Bajó de la diligencia en San Miguel de la Guardia del Monte, uno de los pueblos más viejos de nuestra provincia.

Un peón le esperaba con caballo de tiro, como era convenido. Nicanor preguntó por los de las casas. Todos estaban bien y esperaban al señor con grandes preparativos de fiesta.

Regocijábase con la promesa de alegres días. En Buenos Aires, la Facultad absorbía sus ambiciones de estudioso. Poco se daba al placer. La política, la vida social, los clubs, las disipaciones juveniles eran cartas abiertas en las cuales leía escasos renglones.

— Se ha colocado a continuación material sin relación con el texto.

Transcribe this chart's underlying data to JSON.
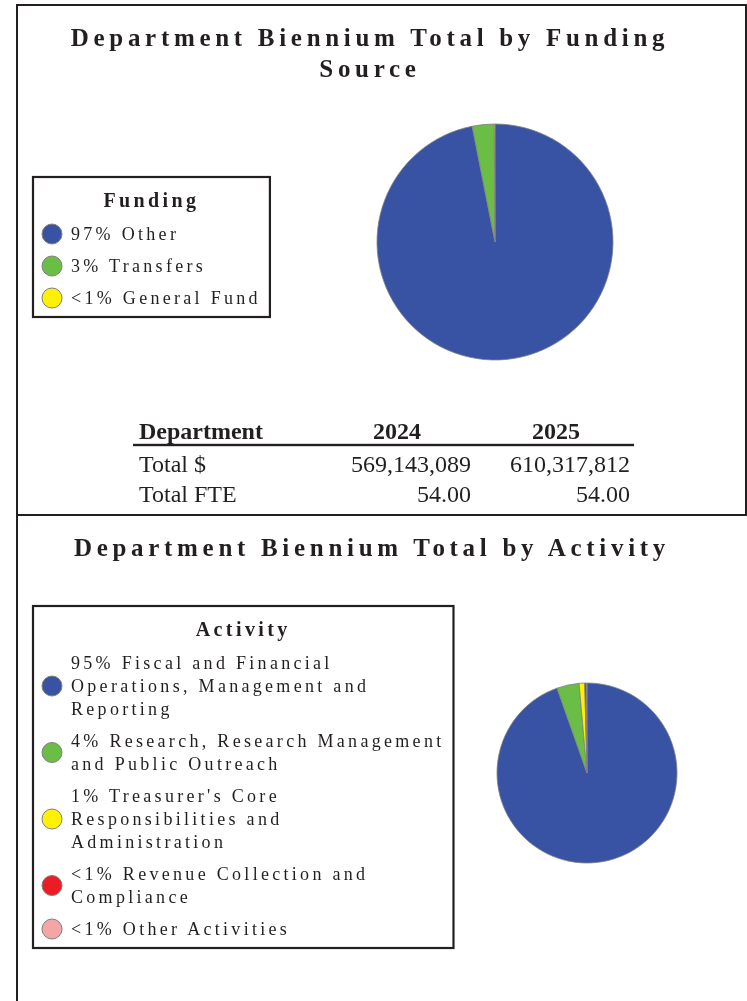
{
  "chart_data": [
    {
      "type": "pie",
      "title": "Department Biennium Total by Funding Source",
      "legend_title": "Funding",
      "legend": "left",
      "categories": [
        "97% Other",
        "3% Transfers",
        "<1% General Fund"
      ],
      "values": [
        96.9,
        3,
        0.1
      ],
      "colors": [
        "#3953a4",
        "#6abd45",
        "#fff200"
      ]
    },
    {
      "type": "other",
      "annotations": [
        "Department",
        "2024",
        "2025",
        "Total $",
        "569,143,089",
        "610,317,812",
        "Total FTE",
        "54.00",
        "54.00"
      ]
    },
    {
      "type": "pie",
      "title": "Department Biennium Total by Activity",
      "legend_title": "Activity",
      "legend": "left",
      "categories": [
        "95% Fiscal and Financial Operations, Management and Reporting",
        "4% Research, Research Management and Public Outreach",
        "1% Treasurer's Core Responsibilities and Administration",
        "<1% Revenue Collection and Compliance",
        "<1% Other Activities"
      ],
      "values": [
        94.6,
        4,
        1,
        0.3,
        0.1
      ],
      "colors": [
        "#3953a4",
        "#6abd45",
        "#fff200",
        "#ed1c24",
        "#f4a6a6"
      ]
    }
  ]
}
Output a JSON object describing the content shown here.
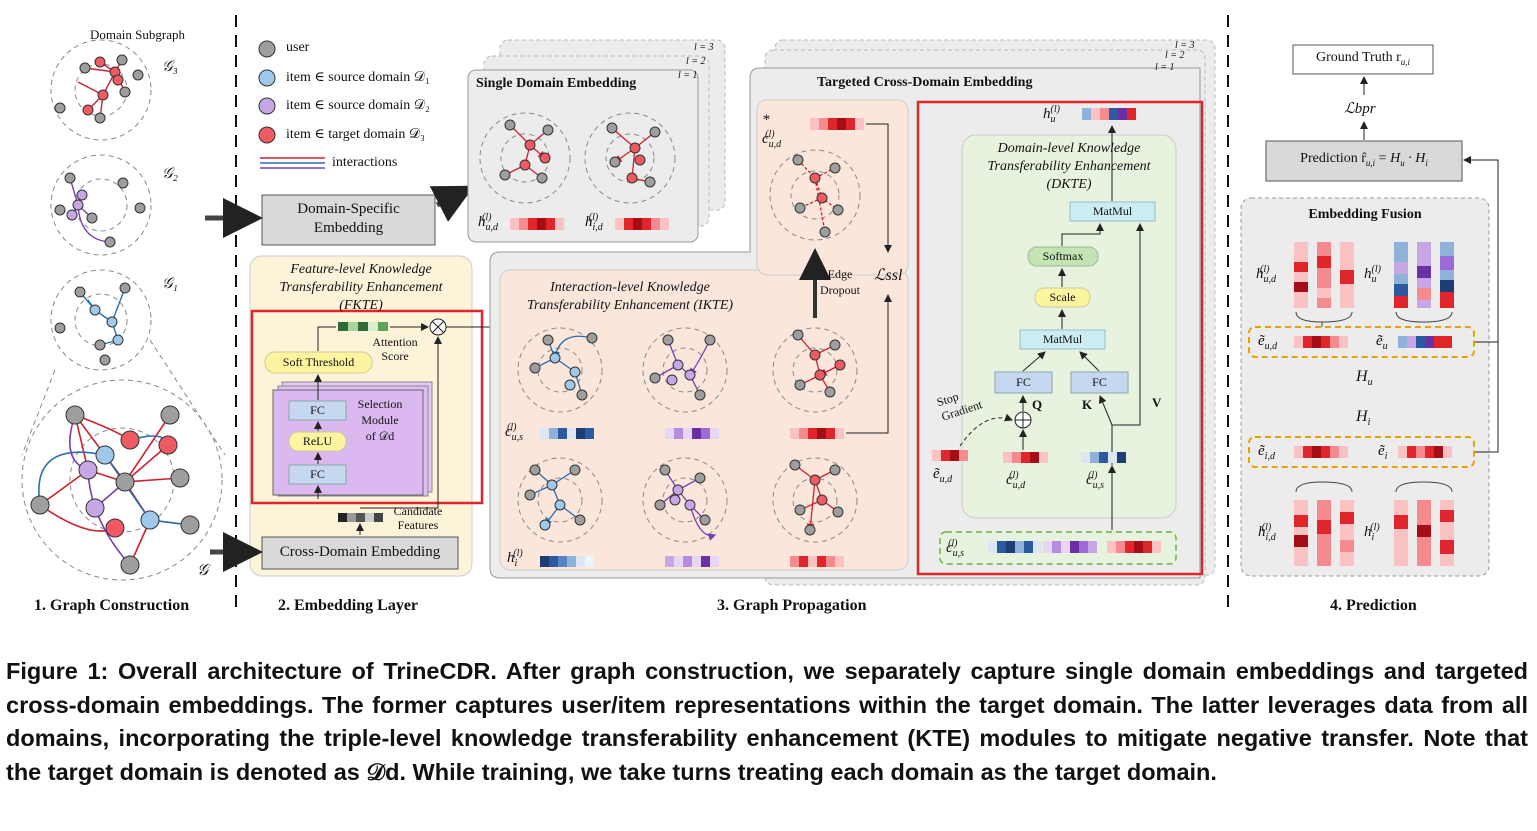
{
  "sections": {
    "graph_construction": "1. Graph Construction",
    "embedding_layer": "2. Embedding Layer",
    "graph_propagation": "3. Graph Propagation",
    "prediction": "4. Prediction"
  },
  "graph_construction": {
    "domain_subgraph": "Domain Subgraph",
    "g3": "𝒢₃",
    "g2": "𝒢₂",
    "g1": "𝒢₁",
    "g": "𝒢"
  },
  "legend": {
    "user": "user",
    "item_d1": "item ∈ source domain 𝒟₁",
    "item_d2": "item ∈ source domain 𝒟₂",
    "item_d3": "item ∈ target domain 𝒟₃",
    "interactions": "interactions"
  },
  "embedding_layer": {
    "domain_specific": [
      "Domain-Specific",
      "Embedding"
    ],
    "cross_domain": "Cross-Domain Embedding",
    "fkte_title": [
      "Feature-level Knowledge",
      "Transferability Enhancement",
      "(FKTE)"
    ],
    "soft_threshold": "Soft Threshold",
    "fc": "FC",
    "relu": "ReLU",
    "selection_module": [
      "Selection",
      "Module",
      "of 𝒟d"
    ],
    "attention_score": [
      "Attention",
      "Score"
    ],
    "candidate_features": [
      "Candidate",
      "Features"
    ]
  },
  "single_domain": {
    "title": "Single Domain Embedding",
    "layers": [
      "l = 3",
      "l = 2",
      "l = 1"
    ],
    "h_ud": "h",
    "h_id": "h"
  },
  "ikte": {
    "title": [
      "Interaction-level Knowledge",
      "Transferability Enhancement (IKTE)"
    ],
    "c_us": "c",
    "h_i": "h"
  },
  "targeted": {
    "title": "Targeted Cross-Domain Embedding",
    "layers": [
      "l = 3",
      "l = 2",
      "l = 1"
    ],
    "c_ud": "c",
    "edge_dropout": [
      "Edge",
      "Dropout"
    ],
    "l_ssl": "ℒssl"
  },
  "dkte": {
    "title": [
      "Domain-level Knowledge",
      "Transferability Enhancement",
      "(DKTE)"
    ],
    "matmul": "MatMul",
    "softmax": "Softmax",
    "scale": "Scale",
    "fc": "FC",
    "q": "Q",
    "k": "K",
    "v": "V",
    "stop_gradient": [
      "Stop",
      "Gradient"
    ]
  },
  "prediction": {
    "ground_truth": "Ground Truth r",
    "l_bpr": "ℒbpr",
    "prediction": "Prediction r̂",
    "embedding_fusion": "Embedding Fusion",
    "h_u": "H",
    "h_i": "H"
  },
  "caption": "Figure 1: Overall architecture of TrineCDR. After graph construction, we separately capture single domain embeddings and targeted cross-domain embeddings. The former captures user/item representations within the target domain. The latter leverages data from all domains, incorporating the triple-level knowledge transferability enhancement (KTE) modules to mitigate negative transfer. Note that the target domain is denoted as 𝒟d. While training, we take turns treating each domain as the target domain.",
  "colors": {
    "user": "#9e9e9e",
    "source1": "#9ec9ea",
    "source2": "#c7a6e6",
    "target": "#ef5a63",
    "fkte_bg": "#fdf3d8",
    "ikte_bg": "#fbe6dc",
    "dkte_bg": "#e8f3df",
    "highlight": "#e0262b"
  }
}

Las vacaciones, en cambio, le impulsaban a desquitarse.

Miró al gaucho, cuyo chiripá chasqueba al viento sin que su fisonomía exteriorizara placer alguno por su libertad salvaje, y apoyó las rodillas sobre el cuero lanudo del recado, para sentir más presentes los movimientos del caballo, bajo cuyos cascos la tierra huía mareadora.

Oyeron, de atrás, aproximarse un galope; alguien los alcanzaba, y los caballos tranquearon, como obedeciendo a una voluntad superior y desconocida.

—Buenos días.

—Buenos días.

Llamó la atención de nuestro pueblero el flete, primorosamente aperado de plata tintiniante, cuyos reflejos intensificaban su pelo ya lustroso de colorao sangre e toro.

El hombre era un gaucho en su vestir, un patricio en su porte y maneras.

Con facilidad de encuentros camperos, se hizo relación. Sin nombrarse el recién llegado, preguntó a Nicanor quién era y adónde iba.

—Yo he sido amigo e su padre. Compañero 'e política también.

Y prosiguió afable:

—¿Va a lo de Z...? Es mi camino, y lo acompañaré; así conversaremos para acortar el galope.

—Es un honor que usted me hace.

El peón venía a distancia, respetuosamente. Nicanor le ordenó se adelantara a anunciar su llegada, y quedaron los nuevos amigos demasiado interesados en sus diálogos para pensar en el camino.